William Wallace was born in around 1270, probably near Ellerslie (now Elderslie), in Ayrshire, Scotland. His father was Sir Malcolm Wallace, Laird of Elderslie and Auchinbothie, a small landowner and little-known Scottish knight. [Note: in 1999 the seal of Sir Wallace was translated from the archaic latin. On his seal it says he is the son of 'Alan'.] His mother is believed to have been the daughter of Sir Hugh Crawford, Sheriff of Ayr, and he is thought to have had an elder brother, also called Malcolm. Because he was the second son, William did not inherit his father's title or lands.
While Wallace was still young he became the leader of a company of patriots who used harassing tactics against the English and won support of many Scottish nobles. Wallace's military genius made him "hated and feared" by King Edward I of England.
During the Wars of Scottish Independence William Wallace and Andrew de Moray won a great and stunning victory at the Battle of Stirling Bridge in 1297. Wallace was also in command at the Battle of Falkirk in 1298, but there he was defeated. Unfortunately for the Scots, Wallace was eventually captured at Robroyston near Glasgow and delivered to Edward Longshanks of England by a senior Scottish law officer - Sir John Mentieth. Wallace was subjected to a show trial, in which he was found guilty of treason and hung, drawn, and quartered at Smithfield, London in 1305.
Wallace had two brothers: Malcolm (elder) and John (younger), and a sister whose name has not come down. She married into the Bailies of Lamington.

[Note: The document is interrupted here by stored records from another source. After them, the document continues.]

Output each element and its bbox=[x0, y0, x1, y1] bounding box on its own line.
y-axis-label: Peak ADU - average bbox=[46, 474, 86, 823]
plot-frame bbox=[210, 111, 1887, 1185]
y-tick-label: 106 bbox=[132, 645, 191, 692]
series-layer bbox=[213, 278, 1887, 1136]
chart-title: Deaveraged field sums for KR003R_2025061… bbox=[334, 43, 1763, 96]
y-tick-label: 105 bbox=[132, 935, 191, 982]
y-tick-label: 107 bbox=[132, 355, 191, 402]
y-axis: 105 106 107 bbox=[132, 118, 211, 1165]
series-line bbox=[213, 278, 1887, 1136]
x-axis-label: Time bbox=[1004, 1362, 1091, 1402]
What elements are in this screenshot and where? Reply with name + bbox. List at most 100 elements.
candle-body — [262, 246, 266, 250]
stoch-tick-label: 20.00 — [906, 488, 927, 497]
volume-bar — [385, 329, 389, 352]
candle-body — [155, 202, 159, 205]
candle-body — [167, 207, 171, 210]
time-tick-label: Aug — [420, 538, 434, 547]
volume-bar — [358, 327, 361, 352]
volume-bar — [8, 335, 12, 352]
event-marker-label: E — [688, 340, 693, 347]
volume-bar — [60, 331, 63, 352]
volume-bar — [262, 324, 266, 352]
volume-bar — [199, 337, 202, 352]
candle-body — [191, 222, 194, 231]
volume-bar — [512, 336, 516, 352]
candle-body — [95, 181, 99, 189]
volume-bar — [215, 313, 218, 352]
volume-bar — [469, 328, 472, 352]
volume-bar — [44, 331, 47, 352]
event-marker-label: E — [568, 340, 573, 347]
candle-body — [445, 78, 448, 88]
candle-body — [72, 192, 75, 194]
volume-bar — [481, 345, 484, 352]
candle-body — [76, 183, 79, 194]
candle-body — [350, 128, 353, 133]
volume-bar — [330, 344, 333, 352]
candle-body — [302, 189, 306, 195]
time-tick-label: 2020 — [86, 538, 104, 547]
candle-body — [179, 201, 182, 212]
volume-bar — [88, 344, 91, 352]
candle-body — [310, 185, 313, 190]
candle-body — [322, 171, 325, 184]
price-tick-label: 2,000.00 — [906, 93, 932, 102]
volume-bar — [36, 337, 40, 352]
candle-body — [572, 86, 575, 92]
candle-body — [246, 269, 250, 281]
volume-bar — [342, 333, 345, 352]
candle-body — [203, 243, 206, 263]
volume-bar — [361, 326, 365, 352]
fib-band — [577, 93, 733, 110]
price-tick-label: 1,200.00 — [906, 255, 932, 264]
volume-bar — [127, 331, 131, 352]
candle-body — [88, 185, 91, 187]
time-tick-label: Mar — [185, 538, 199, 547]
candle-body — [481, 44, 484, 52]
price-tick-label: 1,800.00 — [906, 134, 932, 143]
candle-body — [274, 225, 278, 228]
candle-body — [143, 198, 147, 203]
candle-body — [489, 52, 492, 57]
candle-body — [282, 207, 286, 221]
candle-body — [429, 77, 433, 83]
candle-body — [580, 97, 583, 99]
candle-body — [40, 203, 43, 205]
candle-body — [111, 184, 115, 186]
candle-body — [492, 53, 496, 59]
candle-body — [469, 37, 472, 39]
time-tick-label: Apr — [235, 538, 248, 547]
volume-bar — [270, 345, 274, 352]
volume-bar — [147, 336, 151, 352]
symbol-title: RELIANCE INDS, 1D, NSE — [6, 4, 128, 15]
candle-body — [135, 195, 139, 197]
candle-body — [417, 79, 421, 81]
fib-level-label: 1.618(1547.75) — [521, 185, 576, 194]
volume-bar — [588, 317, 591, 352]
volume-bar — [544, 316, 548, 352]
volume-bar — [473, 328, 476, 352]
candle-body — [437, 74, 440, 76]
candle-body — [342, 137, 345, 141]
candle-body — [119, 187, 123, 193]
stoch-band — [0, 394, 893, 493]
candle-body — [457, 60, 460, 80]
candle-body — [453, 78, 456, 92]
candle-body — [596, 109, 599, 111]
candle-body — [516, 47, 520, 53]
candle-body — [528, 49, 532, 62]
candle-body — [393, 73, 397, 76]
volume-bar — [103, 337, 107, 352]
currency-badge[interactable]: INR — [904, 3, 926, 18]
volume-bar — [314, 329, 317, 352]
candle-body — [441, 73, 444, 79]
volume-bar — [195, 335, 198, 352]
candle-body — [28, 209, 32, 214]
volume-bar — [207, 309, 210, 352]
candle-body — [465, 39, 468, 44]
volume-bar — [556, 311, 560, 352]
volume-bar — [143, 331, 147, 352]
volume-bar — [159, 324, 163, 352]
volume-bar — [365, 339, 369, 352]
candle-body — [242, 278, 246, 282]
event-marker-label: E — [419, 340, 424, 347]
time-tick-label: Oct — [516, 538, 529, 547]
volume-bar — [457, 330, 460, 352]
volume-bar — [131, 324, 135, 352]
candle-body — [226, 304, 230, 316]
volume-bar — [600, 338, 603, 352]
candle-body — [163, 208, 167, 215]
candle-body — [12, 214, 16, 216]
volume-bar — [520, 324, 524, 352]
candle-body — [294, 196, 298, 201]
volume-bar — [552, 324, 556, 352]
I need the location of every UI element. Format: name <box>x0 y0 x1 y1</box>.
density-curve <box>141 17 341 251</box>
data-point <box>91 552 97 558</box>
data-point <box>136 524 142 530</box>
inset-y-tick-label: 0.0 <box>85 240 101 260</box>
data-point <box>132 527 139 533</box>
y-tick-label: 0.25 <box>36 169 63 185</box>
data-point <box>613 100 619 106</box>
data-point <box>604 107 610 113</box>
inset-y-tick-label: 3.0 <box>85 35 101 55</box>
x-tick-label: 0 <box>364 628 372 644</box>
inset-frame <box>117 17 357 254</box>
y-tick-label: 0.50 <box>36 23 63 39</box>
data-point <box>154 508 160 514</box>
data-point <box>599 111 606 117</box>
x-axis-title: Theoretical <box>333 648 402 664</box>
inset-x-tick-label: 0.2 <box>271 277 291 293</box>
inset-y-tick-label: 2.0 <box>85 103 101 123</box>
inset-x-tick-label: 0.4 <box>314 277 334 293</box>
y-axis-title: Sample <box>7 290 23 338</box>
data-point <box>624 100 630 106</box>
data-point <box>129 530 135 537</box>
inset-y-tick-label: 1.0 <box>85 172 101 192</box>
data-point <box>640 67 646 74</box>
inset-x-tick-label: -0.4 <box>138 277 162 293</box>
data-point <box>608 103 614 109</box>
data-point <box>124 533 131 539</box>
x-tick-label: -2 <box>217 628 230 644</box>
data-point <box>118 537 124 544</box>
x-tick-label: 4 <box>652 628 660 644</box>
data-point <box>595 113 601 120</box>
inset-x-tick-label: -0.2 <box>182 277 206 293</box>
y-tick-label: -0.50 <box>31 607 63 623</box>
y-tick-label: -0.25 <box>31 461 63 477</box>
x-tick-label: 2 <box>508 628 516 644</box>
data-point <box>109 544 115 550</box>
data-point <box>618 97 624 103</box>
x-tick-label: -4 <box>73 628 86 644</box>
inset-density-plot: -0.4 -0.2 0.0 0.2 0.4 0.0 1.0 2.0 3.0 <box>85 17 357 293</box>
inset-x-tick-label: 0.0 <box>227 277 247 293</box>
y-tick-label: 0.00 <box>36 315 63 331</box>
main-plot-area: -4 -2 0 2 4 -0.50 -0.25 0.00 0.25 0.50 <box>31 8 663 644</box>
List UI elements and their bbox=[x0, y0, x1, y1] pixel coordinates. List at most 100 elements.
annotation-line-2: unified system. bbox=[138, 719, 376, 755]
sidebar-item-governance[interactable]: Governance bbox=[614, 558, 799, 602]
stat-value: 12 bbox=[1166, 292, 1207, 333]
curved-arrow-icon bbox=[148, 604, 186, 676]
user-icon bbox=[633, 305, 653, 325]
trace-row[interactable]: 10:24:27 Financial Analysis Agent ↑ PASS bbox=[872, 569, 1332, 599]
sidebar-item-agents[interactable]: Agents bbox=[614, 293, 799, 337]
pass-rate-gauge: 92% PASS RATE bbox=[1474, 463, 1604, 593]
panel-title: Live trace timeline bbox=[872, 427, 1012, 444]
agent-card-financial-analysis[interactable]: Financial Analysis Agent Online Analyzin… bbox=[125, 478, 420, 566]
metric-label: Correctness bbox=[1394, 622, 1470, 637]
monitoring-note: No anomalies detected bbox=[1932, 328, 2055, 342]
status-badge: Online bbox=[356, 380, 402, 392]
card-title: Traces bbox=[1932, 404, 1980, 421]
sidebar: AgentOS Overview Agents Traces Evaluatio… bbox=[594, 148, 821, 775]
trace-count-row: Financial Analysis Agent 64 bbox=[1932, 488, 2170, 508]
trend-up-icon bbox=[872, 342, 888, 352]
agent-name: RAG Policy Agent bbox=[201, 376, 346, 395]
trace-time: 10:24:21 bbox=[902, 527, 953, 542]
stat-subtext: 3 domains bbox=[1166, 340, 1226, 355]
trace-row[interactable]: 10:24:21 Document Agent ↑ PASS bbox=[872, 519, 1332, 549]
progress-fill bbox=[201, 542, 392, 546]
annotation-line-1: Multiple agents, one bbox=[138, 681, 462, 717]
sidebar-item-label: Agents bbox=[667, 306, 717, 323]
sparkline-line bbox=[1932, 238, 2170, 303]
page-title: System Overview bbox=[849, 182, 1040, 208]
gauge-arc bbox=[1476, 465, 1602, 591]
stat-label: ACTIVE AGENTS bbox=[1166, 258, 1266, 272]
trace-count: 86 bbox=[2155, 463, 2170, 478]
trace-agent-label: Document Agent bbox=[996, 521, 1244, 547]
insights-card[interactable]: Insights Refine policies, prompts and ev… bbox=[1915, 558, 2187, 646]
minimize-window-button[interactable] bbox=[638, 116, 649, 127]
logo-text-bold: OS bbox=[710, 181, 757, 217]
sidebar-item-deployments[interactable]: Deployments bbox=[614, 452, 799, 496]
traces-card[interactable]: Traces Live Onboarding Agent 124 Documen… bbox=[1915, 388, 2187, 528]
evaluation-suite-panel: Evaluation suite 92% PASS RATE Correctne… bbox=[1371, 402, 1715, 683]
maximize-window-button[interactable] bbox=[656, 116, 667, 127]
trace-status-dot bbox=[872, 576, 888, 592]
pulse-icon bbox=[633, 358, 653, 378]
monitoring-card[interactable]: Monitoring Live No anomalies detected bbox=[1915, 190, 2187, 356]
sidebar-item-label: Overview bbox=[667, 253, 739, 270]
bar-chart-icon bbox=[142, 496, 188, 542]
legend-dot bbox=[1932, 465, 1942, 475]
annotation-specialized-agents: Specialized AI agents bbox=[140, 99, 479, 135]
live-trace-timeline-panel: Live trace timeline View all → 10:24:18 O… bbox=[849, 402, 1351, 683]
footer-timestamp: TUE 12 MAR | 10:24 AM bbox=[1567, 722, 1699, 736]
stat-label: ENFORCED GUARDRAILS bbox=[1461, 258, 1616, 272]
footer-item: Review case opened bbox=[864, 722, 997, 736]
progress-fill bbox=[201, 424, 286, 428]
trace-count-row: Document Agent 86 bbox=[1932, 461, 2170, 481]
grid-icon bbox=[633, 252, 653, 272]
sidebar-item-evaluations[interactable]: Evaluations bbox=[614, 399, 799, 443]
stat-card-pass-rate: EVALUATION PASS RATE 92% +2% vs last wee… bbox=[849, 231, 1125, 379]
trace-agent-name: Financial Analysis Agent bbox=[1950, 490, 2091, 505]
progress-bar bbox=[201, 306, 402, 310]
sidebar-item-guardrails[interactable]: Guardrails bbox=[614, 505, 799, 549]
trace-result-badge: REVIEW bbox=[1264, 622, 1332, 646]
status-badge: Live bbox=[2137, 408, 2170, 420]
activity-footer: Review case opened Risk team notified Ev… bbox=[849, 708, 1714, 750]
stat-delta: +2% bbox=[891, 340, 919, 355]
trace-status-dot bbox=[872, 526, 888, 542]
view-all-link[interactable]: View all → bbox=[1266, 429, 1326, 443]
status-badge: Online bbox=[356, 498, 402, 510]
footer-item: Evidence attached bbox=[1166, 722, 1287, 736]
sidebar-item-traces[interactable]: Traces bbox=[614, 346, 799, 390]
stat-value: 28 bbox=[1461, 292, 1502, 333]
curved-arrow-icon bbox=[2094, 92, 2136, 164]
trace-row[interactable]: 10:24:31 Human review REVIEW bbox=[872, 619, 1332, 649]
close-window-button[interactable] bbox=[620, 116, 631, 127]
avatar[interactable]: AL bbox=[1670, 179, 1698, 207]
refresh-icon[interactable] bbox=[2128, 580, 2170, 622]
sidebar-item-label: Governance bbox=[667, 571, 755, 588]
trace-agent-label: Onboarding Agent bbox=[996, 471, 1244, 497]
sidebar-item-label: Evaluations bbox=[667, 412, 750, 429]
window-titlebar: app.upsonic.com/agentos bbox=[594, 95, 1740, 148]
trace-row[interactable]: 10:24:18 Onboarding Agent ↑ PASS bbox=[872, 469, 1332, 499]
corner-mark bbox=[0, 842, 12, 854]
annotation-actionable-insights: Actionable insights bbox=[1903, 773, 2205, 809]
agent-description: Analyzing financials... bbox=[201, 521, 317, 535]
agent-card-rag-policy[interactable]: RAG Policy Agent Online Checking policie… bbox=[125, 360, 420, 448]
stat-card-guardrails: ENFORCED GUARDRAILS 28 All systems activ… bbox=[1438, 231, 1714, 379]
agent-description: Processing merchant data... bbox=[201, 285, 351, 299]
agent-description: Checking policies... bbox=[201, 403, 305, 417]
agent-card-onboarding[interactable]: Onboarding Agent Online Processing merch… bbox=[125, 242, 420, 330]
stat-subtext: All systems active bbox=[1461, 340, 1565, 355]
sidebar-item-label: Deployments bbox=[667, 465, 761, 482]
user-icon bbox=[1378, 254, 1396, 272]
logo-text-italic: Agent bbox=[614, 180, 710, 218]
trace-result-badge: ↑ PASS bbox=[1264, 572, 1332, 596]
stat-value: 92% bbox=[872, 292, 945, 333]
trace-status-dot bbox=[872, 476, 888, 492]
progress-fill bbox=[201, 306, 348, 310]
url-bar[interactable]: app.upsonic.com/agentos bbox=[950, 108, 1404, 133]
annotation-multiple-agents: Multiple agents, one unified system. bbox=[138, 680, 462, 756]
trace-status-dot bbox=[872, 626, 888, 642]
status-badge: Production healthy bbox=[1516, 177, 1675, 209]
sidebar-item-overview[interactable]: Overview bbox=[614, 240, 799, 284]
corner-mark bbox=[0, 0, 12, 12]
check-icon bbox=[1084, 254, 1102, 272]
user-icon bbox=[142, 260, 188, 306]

The earliest surviving comprehensive portrayal of William Wallace’s life is the epic poem by Blind Harry known today simply as “The Wallace.” Blind Harry lived and wrote in the last half of the 1400s, about 150 years after Wallace’s death. He wrote down many of the popular stories about Wallace’s life and legend, performing at the court of James IV to great appreciation. The poem was written down in about 1477. It was one of the first books published in Scotland around 1508, under the title: The Acts and Deides of the Illustre and Vallyeant Campion Schir William Wallace. Current historians tend to challenge the veracity of much of this epic, but the work continues to provide the framework for William Wallace’s life and draws its credibility as the narrative closest to the time that William Wallace actually lived (abt. 1270-1305).
Marrion Braidfute of Lamington was, according to Blind Harry, a maiden whom William Wallace courted and married. She was killed by Sir William Heselrig, the English Sheriff of Lanark. Wallace avenged her death by killing Heselrig and then dismembering his corpse.
There is no historical evidence to corroborate her existence.
As one might expect, William Wallace did not sign the 1296 Ragman Roll of fealty and submission to Edward I, although two Ayrshire Wallaces did : Adam and Nicol. In original documents extracted in Bain's "Calendar of Documents Relating to Scotland Preserved in Her Majesty’s Public Record Office", William's family name was written Waleys. William's relationship to Adam and Nicol, if any, is unknown.
An adaptation by William Hamilton of Gilbertfield was published in 1722 as The Life and Heroick Actions of the Renoun’d Sir William Wallace, General and Governor of Scotland. Hamilton’s version of the poem has been widely circulated over the last several hundred years -- as popular in Scottish homes as the Bible. This work is also the source of most of what is known of Wallace’s Crawford connections. Wallace’s mother Margaret Crawford and his uncle Reginald (or Ranald, according to Blind Harry) Crawford, 4th Sheriff of Ayr and Lord of Loudoun appear prominently.
Just a tiny correction, Margaret Crawford was the Aunt of William Wallace and had some input into his upbringing after his father was killed. Margaret Crawford married Alexander Kneeland, (an early version of Cleland). I am a descendant of Alexander and Margaret Kneeland via the Frew and Cleland family.